How to Truncate-Load data from Pipeline

vshesha · March 13, 2020, 12:30am

I am trying to use a pipeline to load from S3 bucket.

This S3 bucket is the output of data I am creating and I will want to truncate-load this on a weekly interval.

What is the best option to grab all the data from S3 and overwrite the data in my MEMSQL table?

Cheers!

JoYo · March 13, 2020, 1:06am

why, truncate table, of course! you’ll need to coordinate with your app somehow, probably like

stop the pipeline,
truncate the s3 bucket
truncate the table
restart the pipeline
repopulate the s3 bucket

vshesha · March 13, 2020, 4:50pm

Hello JoYo,

Thank you for the quick response! I tried that yesterday and the issue was with what I am seeing in the “information_schema.pipeline_files.”

When I write my data to the S3 file, I am overwriting the files with file names similiar to:
0000_part_00
0001_part_00
0002_part_00

and so forth.

When I truncate the table, those files are still being shown as “loaded”

Is there a way to get the pipeline to grab the files and overwrite the table?
Do I need to delete the data in the information_schema.pipeline_files regarding this pipeline and/or Can I unload those files from this table to enable the pipeline to accept the same files?
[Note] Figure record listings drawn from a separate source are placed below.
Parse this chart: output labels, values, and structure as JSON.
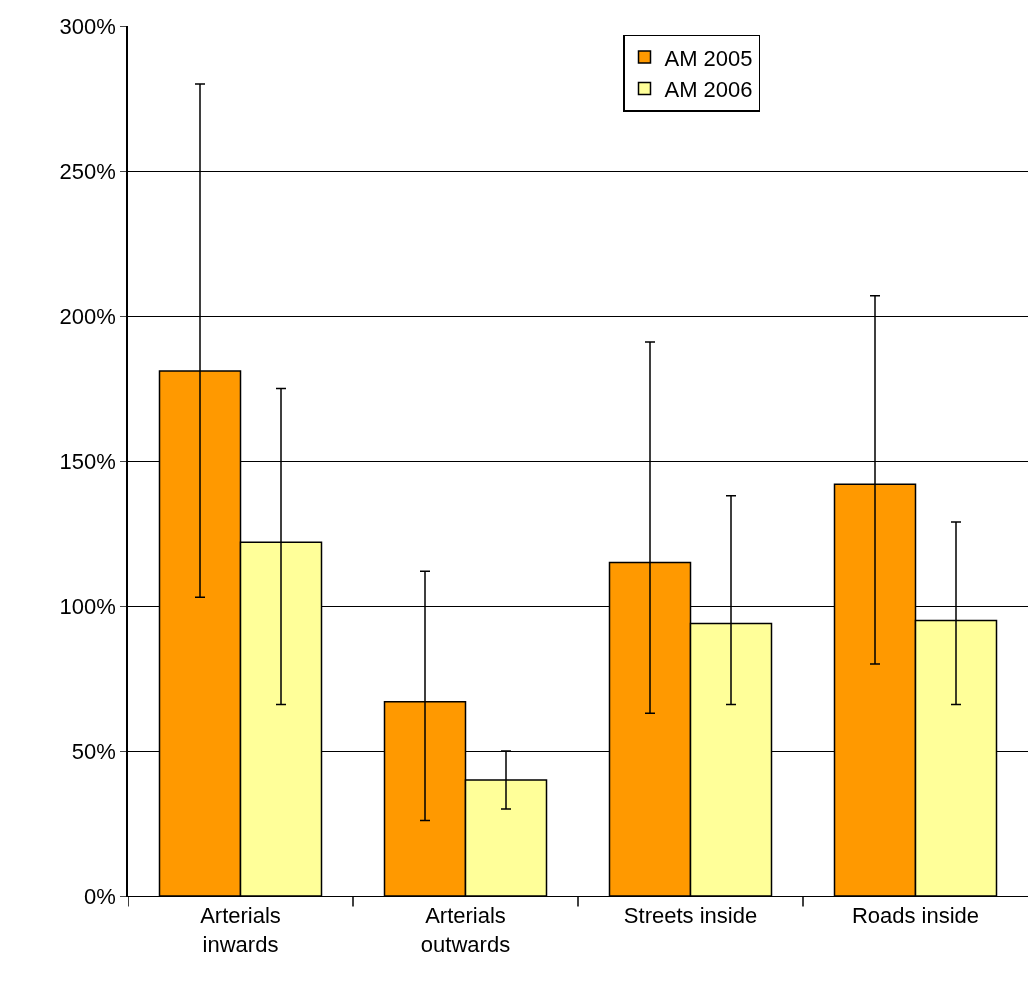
{
  "chart_data": {
    "type": "bar",
    "categories": [
      "Arterials\ninwards",
      "Arterials\noutwards",
      "Streets inside",
      "Roads inside"
    ],
    "series": [
      {
        "name": "AM 2005",
        "color": "#ff9900",
        "values": [
          181,
          67,
          115,
          142
        ],
        "errors": [
          [
            103,
            280
          ],
          [
            26,
            112
          ],
          [
            63,
            191
          ],
          [
            80,
            207
          ]
        ]
      },
      {
        "name": "AM 2006",
        "color": "#ffff99",
        "values": [
          122,
          40,
          94,
          95
        ],
        "errors": [
          [
            66,
            175
          ],
          [
            30,
            50
          ],
          [
            66,
            138
          ],
          [
            66,
            129
          ]
        ]
      }
    ],
    "ylim": [
      0,
      300
    ],
    "yticks": [
      {
        "value": 0,
        "label": "0%"
      },
      {
        "value": 50,
        "label": "50%"
      },
      {
        "value": 100,
        "label": "100%"
      },
      {
        "value": 150,
        "label": "150%"
      },
      {
        "value": 200,
        "label": "200%"
      },
      {
        "value": 250,
        "label": "250%"
      },
      {
        "value": 300,
        "label": "300%"
      }
    ],
    "grid": "y",
    "legend": "top right"
  }
}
I think it is important for me to state my goal: I want to overwrite the same data in S3 file with update data every week. When that S3 bucket is loaded with new data, I want to start a pipeline to grab this updated data and overwrite the data on the table.

Thanks again!

vshesha · March 17, 2020, 12:08am

Bump in case this got lost over the weekend.
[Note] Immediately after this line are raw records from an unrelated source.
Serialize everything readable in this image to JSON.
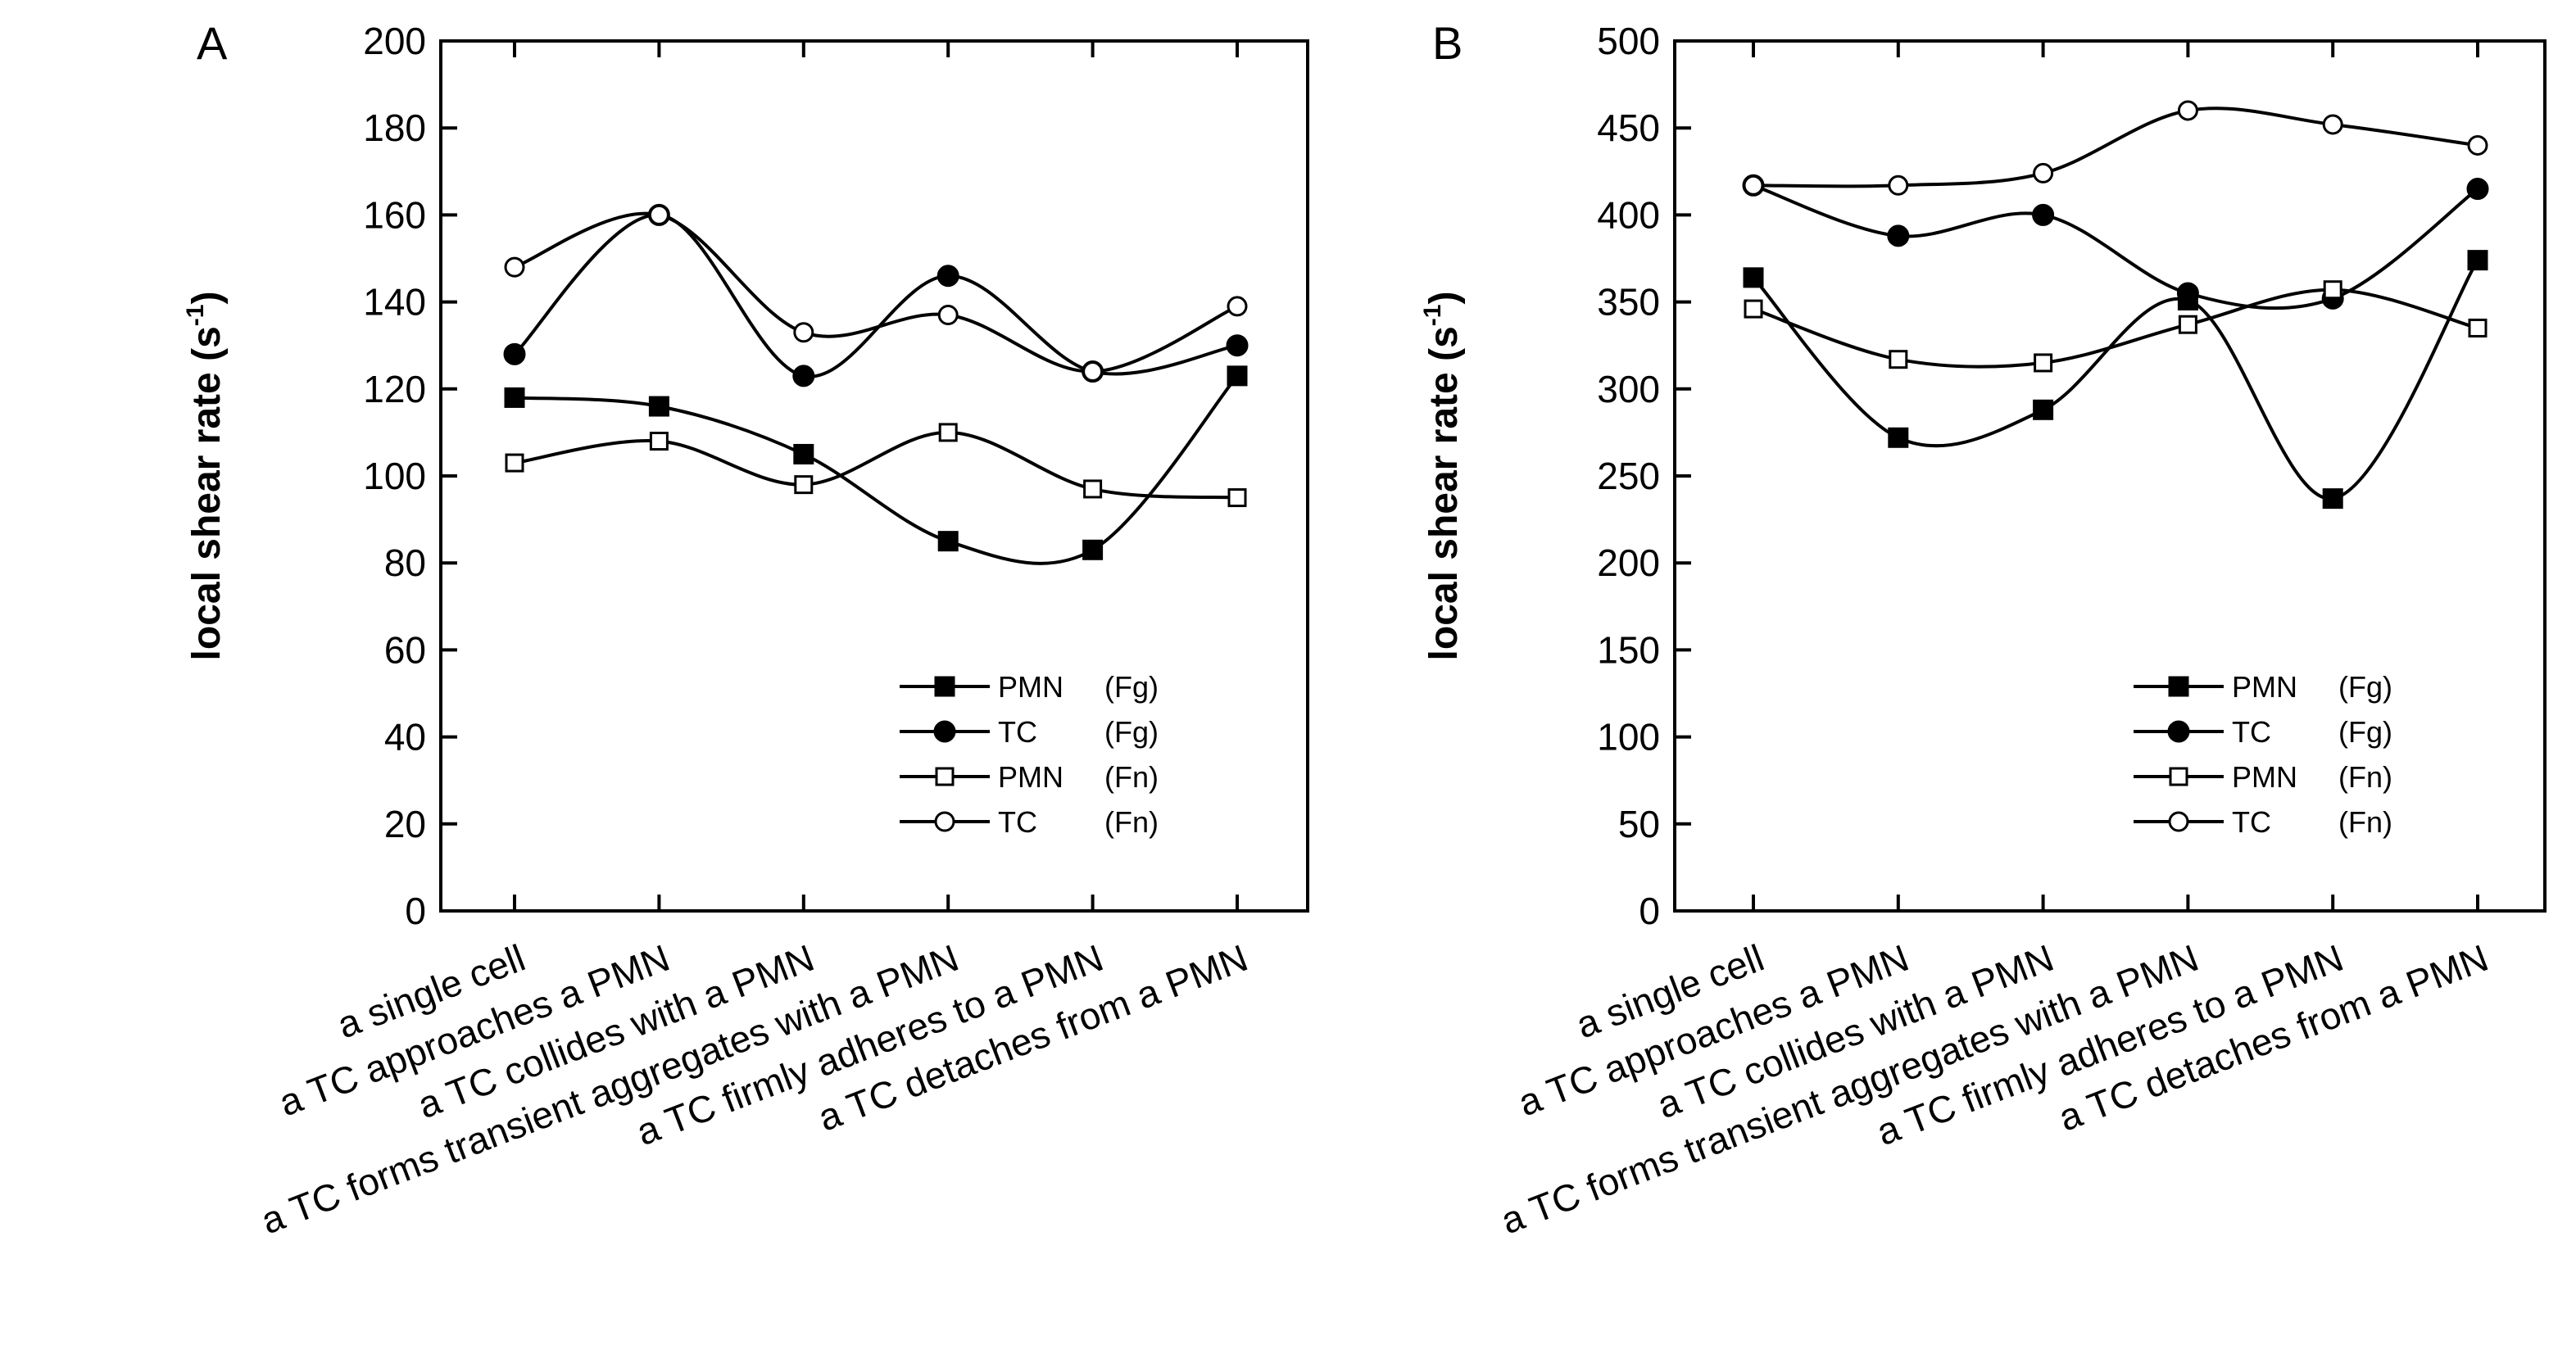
{
  "chart_data": [
    {
      "type": "line",
      "panel_label": "A",
      "ylabel": "local shear rate",
      "ylabel_unit_base": "(s",
      "ylabel_unit_sup": "-1",
      "ylabel_unit_close": ")",
      "ylim": [
        0,
        200
      ],
      "yticks": [
        0,
        20,
        40,
        60,
        80,
        100,
        120,
        140,
        160,
        180,
        200
      ],
      "categories": [
        "a single cell",
        "a TC approaches a PMN",
        "a TC collides with a PMN",
        "a TC forms transient aggregates with a PMN",
        "a TC firmly adheres to a PMN",
        "a TC detaches from a PMN"
      ],
      "series": [
        {
          "name": "PMN",
          "substrate": "(Fg)",
          "marker": "filled-square",
          "values": [
            118,
            116,
            105,
            85,
            83,
            123
          ]
        },
        {
          "name": "TC",
          "substrate": "(Fg)",
          "marker": "filled-circle",
          "values": [
            128,
            160,
            123,
            146,
            124,
            130
          ]
        },
        {
          "name": "PMN",
          "substrate": "(Fn)",
          "marker": "open-square",
          "values": [
            103,
            108,
            98,
            110,
            97,
            95
          ]
        },
        {
          "name": "TC",
          "substrate": "(Fn)",
          "marker": "open-circle",
          "values": [
            148,
            160,
            133,
            137,
            124,
            139
          ]
        }
      ],
      "legend_position": "lower-right"
    },
    {
      "type": "line",
      "panel_label": "B",
      "ylabel": "local shear rate",
      "ylabel_unit_base": "(s",
      "ylabel_unit_sup": "-1",
      "ylabel_unit_close": ")",
      "ylim": [
        0,
        500
      ],
      "yticks": [
        0,
        50,
        100,
        150,
        200,
        250,
        300,
        350,
        400,
        450,
        500
      ],
      "categories": [
        "a single cell",
        "a TC approaches a PMN",
        "a TC collides with a PMN",
        "a TC forms transient aggregates with a PMN",
        "a TC firmly adheres to a PMN",
        "a TC detaches from a PMN"
      ],
      "series": [
        {
          "name": "PMN",
          "substrate": "(Fg)",
          "marker": "filled-square",
          "values": [
            364,
            272,
            288,
            351,
            237,
            374
          ]
        },
        {
          "name": "TC",
          "substrate": "(Fg)",
          "marker": "filled-circle",
          "values": [
            417,
            388,
            400,
            355,
            352,
            415
          ]
        },
        {
          "name": "PMN",
          "substrate": "(Fn)",
          "marker": "open-square",
          "values": [
            346,
            317,
            315,
            337,
            357,
            335
          ]
        },
        {
          "name": "TC",
          "substrate": "(Fn)",
          "marker": "open-circle",
          "values": [
            417,
            417,
            424,
            460,
            452,
            440
          ]
        }
      ],
      "legend_position": "lower-right"
    }
  ]
}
@JoYo - Any thoughts/suggestions?

rnarayanan · March 19, 2020, 3:41am

Hi Vishesh,

JoYo should be responding to your specific question shortly.
In the meantime, wanted to know how exactly did you deploy MemSQL? Not sure if you knew, we have MemSQL in AWS Marketplace as well as AWS QuickStart. You can either spin up a BYOL listing or the PAID (on demand) listing.

Thanks for your patience
Ramesh Narayanan

JoYo · March 19, 2020, 3:41pm

I see. If you want to start a pipeline from the beginning, you can do

alter pipeline <name> set offsets earliest

if you want to tell a pipeline to reload a specific file, you can do

alter pipeline <name> drop file <file>

there is no way to do this automatically. if a file changes the pipeline wont detect it.
If you’re completely rewriting your bucket, its probably best to just set the offsets earliest.

vshesha · March 19, 2020, 4:09pm

Hello @JoYo,

Thank you for your response!! I will give that a try.

Appreciate you getting back to me!! Have a great day.

Vishesh

vshesha · March 19, 2020, 4:09pm

Hello @rnarayanan,

I utilized a cloud formation template on AWS (well my coworker did).

Cheers,
Vishesh

JCM · June 12, 2024, 4:56pm

is it possible to do it with multiple files like using wildcards?